Twilight.
A metà della lettura di questo strano libro mi si è ficcata in mente questa parola inglese.
Twilight.
Alba o crepuscolo che voglia dire, la parola indica un confine, un territorio incerto dove non è ancora notte ma non è più giorno, dove coabitano due luci, dove non è ancora giorno ma già non è più notte.
E Anceps.
Anceps diceva Orazio di se stesso e della Lucania, cioè bifronte, a due teste, regione portatrice, ora come allora, di almeno due culture; ma il termine vuol dire anche incerto, e ancora vuol dire indeciso e poi anche rischioso. E sospeso. Come sospeso a volte sembra essere il tempo, se contato fra le pagine di questo bel libro.
Anceps e twilight, mi sono venuti alla mente e così sono tornato indietro nelle pagine per ritrovare la traccia del passaggio che mi ha fatto apparire in testa queste vecchie parole: ma senza esito.
Forse è l’intero libro che suggerisce il concetto di bordo, il confine, la duplicità dell’esistere, la compresenza nella mente di ciascuno di ciò che è la realtà, o meglio, di ciò che si crede sia la realtà, e di ciò che si pensa possa essere, e di ciò che si crede debba essere e… e siamo già fuori di ogni dicotomia possibile per smarrirci nella molteplicità di ciò che la mente elabora e sente, con le complicanze che vengono dal considerare che il “sentire” e l’umore, inevitabilmente condizionano la percezione e qui il bandolo della trita matassa rischia davvero di smarrirsi.
“Il mondo è attraente per le sue infinite piccole cose”, fa dire l’Autrice al protagonista a pag. 38, e queste si trasmutano e dalla stanza di un sogno passano a un altro sogno, usando la realtà come mero corridoio di collegamento fra le “fermate” che scandiscono questo originale “viaggio” che Marco compie fra le mille stanze della rilettura del reale.

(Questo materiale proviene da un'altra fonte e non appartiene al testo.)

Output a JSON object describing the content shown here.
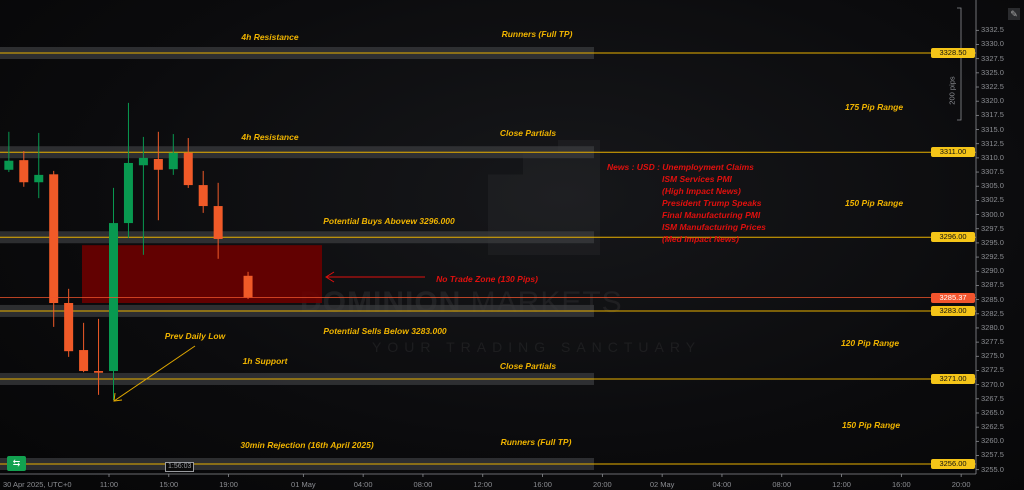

Esperimento non frequente e non facile – lo fa di recente Carofiglio a sessi inversi – è quello, intrigante, di una scrittrice che si mette nei panni di un protagonista maschile riuscendo a delinearne credibilmente i tratti tipici dell’altro genere. Ad Antonella Ciervo, nel suo ultimo romanzo, l’indossare vesti altrui riesce molto bene e il profilo maschile è verosimile e chiaro;, solamente il sogno di pagina 46 rivela sotto la lente psicoanalitica che si tratta del sogno di una donna che nel simbolo della “scalinata ripida e aperta sul vuoto” teme, stringendosi alla madre, di avventurarsi nel nulla, e la simbologia evocata torna funzionale alla suggestione complessiva che le pagine donano a chi legge.
Marco, il protagonista, non ha timori consci, solo sembra rimpiangere un’epoca in cui “esprimere opinioni era un modo per entrare in contatto con altre persone” (p. 54), mentre al presente egli capisce che in certi momenti “il silenzio è l’unico aiuto vitale di cui si ha bisogno”: (p. 61) e la solitudine assoluta l’unica dimensione esistenziale possibile. Lasciarsi alle spalle tutte le certezze di una vita borghese per buttarsi nella vita randagia di un barbone affamato – sporco e infreddolito nelle strade incattivite della fame e della emarginazione, della follia, a volte -, l’unico percorso possibile.
Il lungo viaggio del protagonista, insomma, in un mondo esteso dove le piccole cose si fanno simbolo, è la traccia pensosa di una ricerca di senso concreto, e le anime incontrate, viste o solo percepite nell’ombra, sono il controcanto corale della commedia umana che si dipana da millenni e che se non ci fosse qualcuno a raccontarla, neppure esisterebbe.
Ciervo, in questo romanzo parla di confine, di doppia luce, di bordi luminescenti, di volti polivalenti e nel mentre varca il confine che dalla cronaca di una fuga porta alla letteratura, ci invita a soffermarci sui dettagli dell’esistenza che, infine, sono l’ossatura vera dell’essere qui per qualche tempo, dicendoci che, in fondo, letteratura forse è proprio questo, il mescolarsi continuo nelle pagine di ciò che è, di ciò che sembra a chi scrive, di ciò che al lettore giunge; direi addirittura che chi legge, decifrando quei caratteri, sta a sua volta scrivendo quel libro che crede in quel momento di star solo leggendo, così che ciascuno trae da queste pagine propri e speciali saggi di umanità.
Magia dell’arte. Magia della parola scritta. Magia del narrare. E Ciervo possiede un bel po’ di questa magia.